This script (attempts to) sort .gtf files in the following manner:
-
sort by chromosome (keeping the order they are encountered in)
-
sort all entries within a chromosome by gene start position (if no gene_id, use the entry's own start position)
--> this means, if e.g. gene 1 and 2 overlap, all entries associated with gene 1 should come before gene 2, even if e.g. the start position of the last exon of gene 1 is later than the start of gene 2
-
sort all entries within the same gene start position (either same gene or two genes with same start) by transcript start position (or its ownstart position if no transcript_id)
--> same logic but on transcript level; tie between gene entry and its transcripts with the same start position
-
sort by gene_id
--> for genes with the same start position, sort them (and all entries belonging to them) by their ID alphanumerically
-
sort by transcript_id
--> same logic but on transcript level; tie between: gene entry + first transcript + all its exons
-
sort by start position of the entry itself
--> puts exons of the transcript in order
-
sort by kind of entry, where gene > transcript > others > exon
--> puts entries with remaining ties in order so gene is on top, then its first transcript, then any other entries associated with the transcript, then its first exon
-
remaining ties between entries that are not "gene", "transcript", or "exon", are resolved by alphanumerically sorting the entry type, so e.g. "CDS" will be before "start_codon".
This script relies on extracting gene_id and transcript_id fields from the ninth column of the .gtf. By, default, the following patterns are used to find these fields:
gene_id_pattern='gene_id "([^"]+)"'
transcript_id_pattern='transcript_id "([^"]+)"'
If your .gtf contains gene and transcript ids in the ninth column, but in a different format, you can supply your own patterns with the -g and -t options.

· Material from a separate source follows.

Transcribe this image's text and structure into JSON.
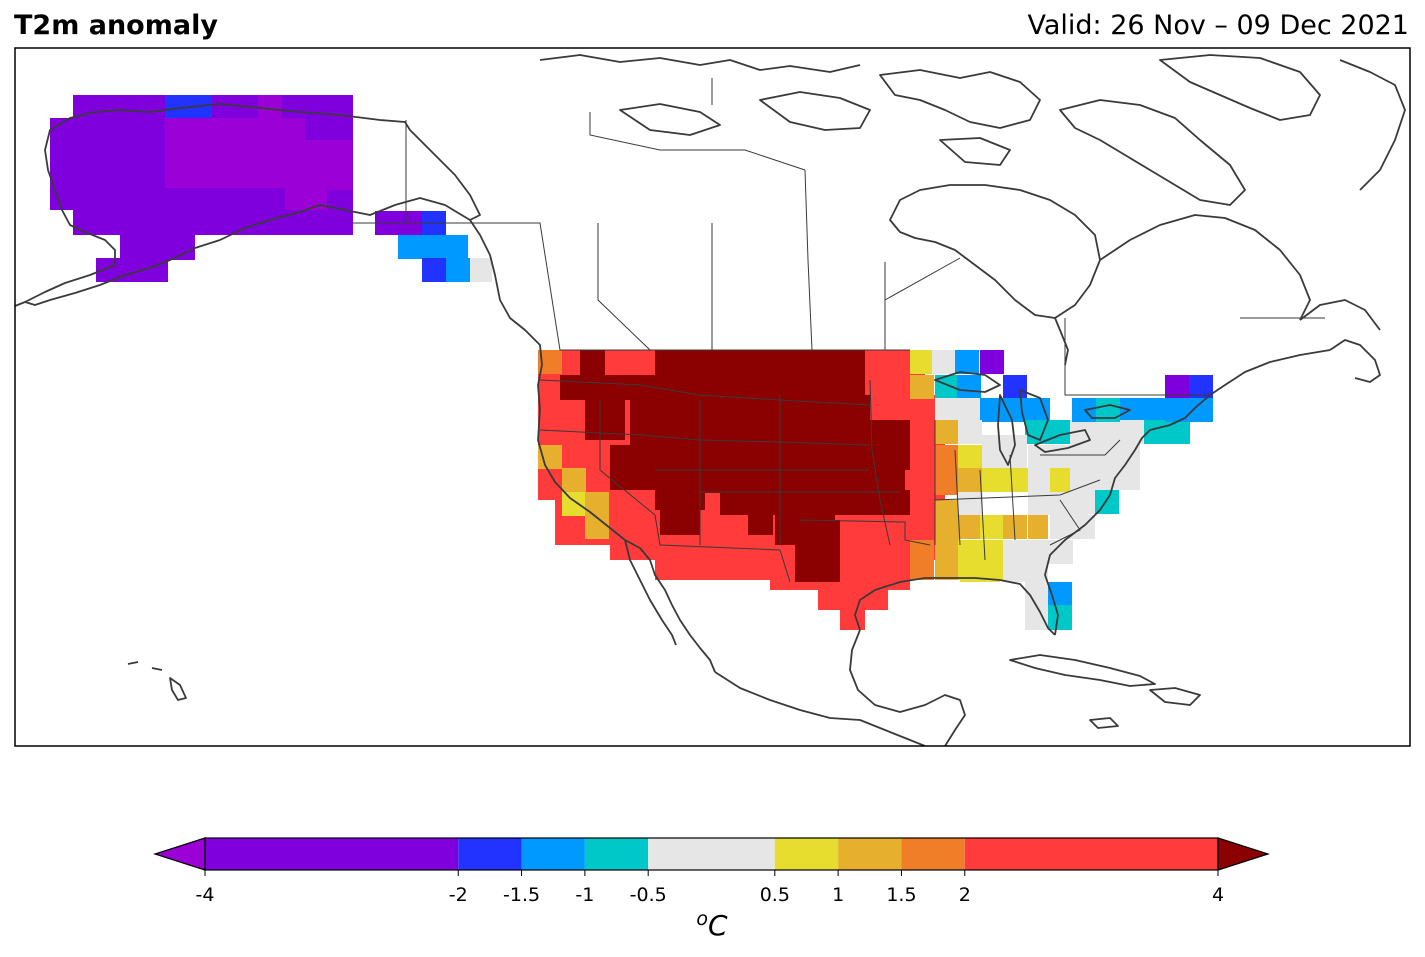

Clone this repository or simply copy/download the sort_gtf.sh
file. Some examples for how to call it:
./sort_gtf.sh < test/test.gtf > test/test.sorted.gtf
./sort_gtf.sh -i test/test2.gtf -o test/test2.sorted.gtf -g 'gene "([^"]+)"' -t 'transcript "([^"]+)"'
I was working with TAMA Merge, for which I needed to convert some .gtf files to a specific .bed format, for which TAMA provides its own converters. However, I encountered a problem where some of my .gtf files, namely the outputs of the tools TALON and IsoQuant, sorted exons on the "-" strand in a descending manner. I understand that the logic behind this decision is that, because they are on the negative strand, they get read in that order; however, the converter I was using could not work with this, and explicitly needed all the exons in ascending manner. After looking for a suitable tool to handle this sorting for me, I read some discussion that this is easily done with the standard Unix sort command. Naively, I tried to do this, but quickly realized I would need a little bit of pre-processing before the sorting, which eventually turned into this quite complex awk script in order to handle edge cases and hopefully be more useful for other people & use cases as well. All in all, this could probably be done more efficiently in a different language, but I am still providing it here in case someone else finds it useful too.